Perovskite/perovskite‐like (LaBO 3 , B=Mn, Co or Ni)/Co 3 O 4 with different morphologies were successfully integrated onto the surface of three‐dimensional (3‐D) cordierite honeycomb ceramics by two‐step combination method of hydrothermal synthesis and impregnation for the catalytic combustion of o ‐xylene. The La 2 NiO 4 /Co 3 O 4 composite exhibits a 3D hierarchical hollow microsphere construction assembled by numerous nanowires, which is different from the nanowire structure of LaMnO 3.15 /Co 3 O 4 and LaCoO 3 /Co 3 O 4 . Compared to LaMnO 3.15 /cordierite, Co 3 O 4 /cordierite, LaMnO 3.15 /Co 3 O 4 /cordierite and LaCoO 3 /Co 3 O 4 /cordierite, the La 2 NiO 4 /Co 3 O 4 /cordierite catalyst possesses lower light‐off temperature and better catalytic performance.

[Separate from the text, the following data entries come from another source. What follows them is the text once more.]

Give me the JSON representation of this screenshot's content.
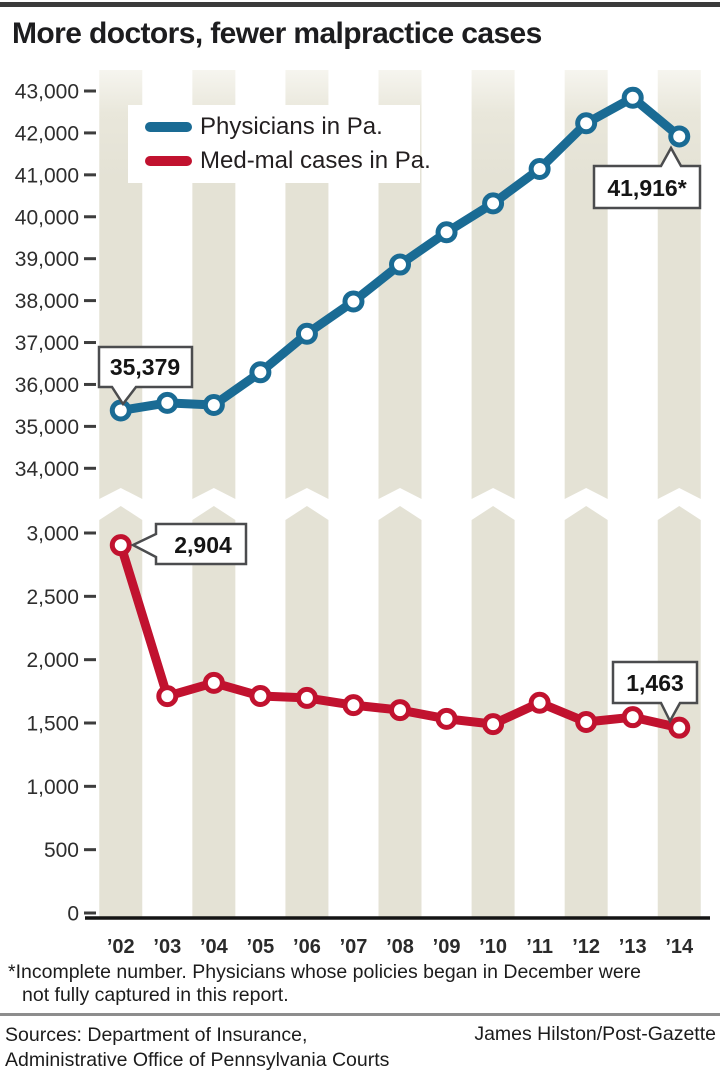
{
  "header": {
    "title": "More doctors, fewer malpractice cases",
    "rule_color": "#3b3b3b"
  },
  "legend": {
    "items": [
      {
        "label": "Physicians in Pa.",
        "color": "#1a6b94"
      },
      {
        "label": "Med-mal cases in Pa.",
        "color": "#c1122f"
      }
    ]
  },
  "chart_data": {
    "type": "line",
    "x": [
      "’02",
      "’03",
      "’04",
      "’05",
      "’06",
      "’07",
      "’08",
      "’09",
      "’10",
      "’11",
      "’12",
      "’13",
      "’14"
    ],
    "series": [
      {
        "name": "Physicians in Pa.",
        "color": "#1a6b94",
        "axis": "top",
        "values": [
          35379,
          35560,
          35510,
          36290,
          37210,
          37980,
          38860,
          39630,
          40320,
          41140,
          42230,
          42840,
          41916
        ]
      },
      {
        "name": "Med-mal cases in Pa.",
        "color": "#c1122f",
        "axis": "bottom",
        "values": [
          2904,
          1712,
          1817,
          1713,
          1698,
          1641,
          1602,
          1533,
          1491,
          1660,
          1508,
          1546,
          1463
        ]
      }
    ],
    "top_axis": {
      "min": 34000,
      "max": 43000,
      "tick_values": [
        43000,
        42000,
        41000,
        40000,
        39000,
        38000,
        37000,
        36000,
        35000,
        34000
      ],
      "tick_labels": [
        "43,000",
        "42,000",
        "41,000",
        "40,000",
        "39,000",
        "38,000",
        "37,000",
        "36,000",
        "35,000",
        "34,000"
      ]
    },
    "bottom_axis": {
      "min": 0,
      "max": 3000,
      "tick_values": [
        3000,
        2500,
        2000,
        1500,
        1000,
        500,
        0
      ],
      "tick_labels": [
        "3,000",
        "2,500",
        "2,000",
        "1,500",
        "1,000",
        "500",
        "0"
      ]
    },
    "annotations": [
      {
        "text": "35,379",
        "series": 0,
        "point": 0
      },
      {
        "text": "41,916*",
        "series": 0,
        "point": 12
      },
      {
        "text": "2,904",
        "series": 1,
        "point": 0
      },
      {
        "text": "1,463",
        "series": 1,
        "point": 12
      }
    ],
    "legend_position": "top-left",
    "grid": "vertical-stripes-broken-axis",
    "stripe_color": "#e4e2d5"
  },
  "footnote": {
    "lines": [
      "*Incomplete number. Physicians whose policies began in December were",
      "not fully captured in this report."
    ]
  },
  "footer": {
    "sources_lines": [
      "Sources: Department of Insurance,",
      "Administrative Office of Pennsylvania Courts"
    ],
    "credit": "James Hilston/Post-Gazette"
  }
}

The higher catalytic activity of La 2 NiO 4 /Co 3 O 4 /cordierite catalyst may be correlated with higher specific surface area, larger oxygen storage and the synergistic effect of the La 2 NiO 4 and Co 3 O 4 . In addition, when the perovskite‐like loading was 11.39 wt% and calcined at 600 °C for 4 hours, it exhibited the best catalytic performance for o ‐xylene oxidation with 90% conversion at 299 °C. In addition, the catalyst also has good conversion stability.